Il nous faut maintenant réussir le désamiantage. Cela suppose la coopération de tous : personnels, étudiants et administration des universités. Les universités doivent s'engager résolument et sans arrière-pensées dans cette opération. Il en va de la santé des occupants mais aussi -- il ne faut pas l'oublier -- de la solution du problème de santé publique posé par l'amiante en France. Le chantier de Jussieu sera observé, et la manière dont il se fera aura une influence considérable sur le désamiantage de l'ensemble des bâtiments en France. Nous avons à cet égard des responsabilités : Jussieu doit être un chantier exemplaire.
Le désamiantage perturbera assurément les activités, mais les enjeux valent bien ces perturbations. Les travaux prévus constituent une rénovation complète du campus : désamiantage, mise en sécurité incendie, remplacement de l'ensemble des installations électriques, etc. Ils devraient raisonnablement conduire à terminer la construction du campus et à une amélioration sensible des conditions de travail et d'étude.
Le plan de désamiantage.
Le plan de désamiantage de Jussieu annoncé par François Bayrou comporte :
Ce plan fait l'objet d'un contrat triennal entre le Ministère de l'Éducation d'une part et les Établissement situés sur le campus (Paris 6, Paris 7 et IPGP), qui devrait être signé dans les jours qui viennent. Il doit permettre à la fois de désamianter rapidement le campus et de maintenir les activités d'enseignement et de recherche. L'État assurera directement la maîtrise des travaux de désamiantage. Un Établissement Public sera créé spécialement à cet effet.
Où en est-on ?
En préalable au chantier de désamiantage proprement dit,
deux tâches essentielles doivent être accomplies : celles du
«programmiste» et du «maître d'oeuvre». Le
programmiste doit programmer les déménagements
provisoires en tenant compte des contraintes techniques des travaux,
des contraintes des services et des locaux temporaires disponibles. Le
maître d'oeuvre conçoit, organise et assure le suivi des travaux ;
c'est lui qui établit le cahier des charges pour les travaux de
déflocage.
Le programmiste est déjà choisi : il s'agit de la
société APOR. Cinq candidats pour la maîtrise d'oeuvre
ont été retenus, qui devront remettre une offre
précise. Le choix définitif aura lieu le 11
décembre. Le maître d'oeuvre choisi devra d'une part
établir le scénario général de
l'opération, et d'autre part assurer la maîtrise d'oeuvre
complète d'une première tranche de 8 barres (le
désamiantage des 4 premières barres devant
débuter au deuxième trimestre 1997).
En ce qui concerne les locaux provisoires, les choses avancent aussi.

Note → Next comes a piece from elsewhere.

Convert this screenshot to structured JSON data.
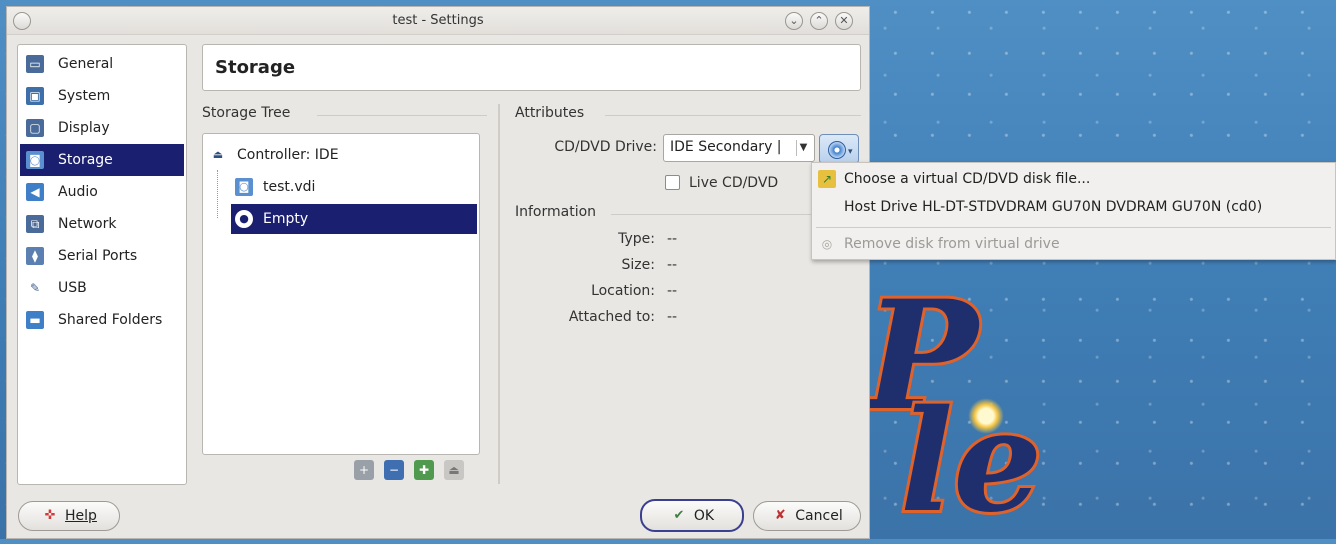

Un appel d'offre pour 4000m2 de préfabriqués sur le
campus est en cours sous la responsabilité de Paris 7. Un appel
d'offre pour 6000m2 supplémentaires devrait être lancé
sous peu sous la responsabilité de Paris 6.
L'organisation des travaux.
D'un point de vue technique, il serait possible de désamianter
le campus en procédant par petites unités d'un seul
étage. Mais pour tenir compte des contraintes du chantier, il
faudra procéder par «barres» entières
(i.e. les 5 étages) et même par ensembles de barres contiguës.
En effet pour réaliser le chantier sur 2 ans et demi, il faudra
immobiliser de l'ordre de 8 barres simultanément. Si elles
étaient dispersées, cela ferait autant de chantiers
distincts et il ne serait plus possible de maintenir des
activités normales sur le campus. Le plus pratique serait
d'avoir à chaque fois un seul chantier, isolé du reste
du campus et possédant une sortie sur l'extérieur, ce
qui est possible.
Le schéma de base est le suivant. L'immobilisation d'une barre
durera de 4 à 6 mois. Les occupants de chaque barre
déménagent dans des locaux provisoires, pendant la
période d'immobilisation de cette barre, puis
réintègrent leurs locaux. Ce schéma convient pour
les travaux dirigés et les activités de recherche
théorique. Les locaux provisoires ne peuvent accueillir ni les
travaux pratiques «humides&raqui;, ni les activités de
recherche expérimentale. Pour ces dernières des
solutions au coup par coup peuvent être trouvées : arrêt
programmé de certaines expériences et entraide avec
d'autres laboratoires sur le campus ou ailleurs.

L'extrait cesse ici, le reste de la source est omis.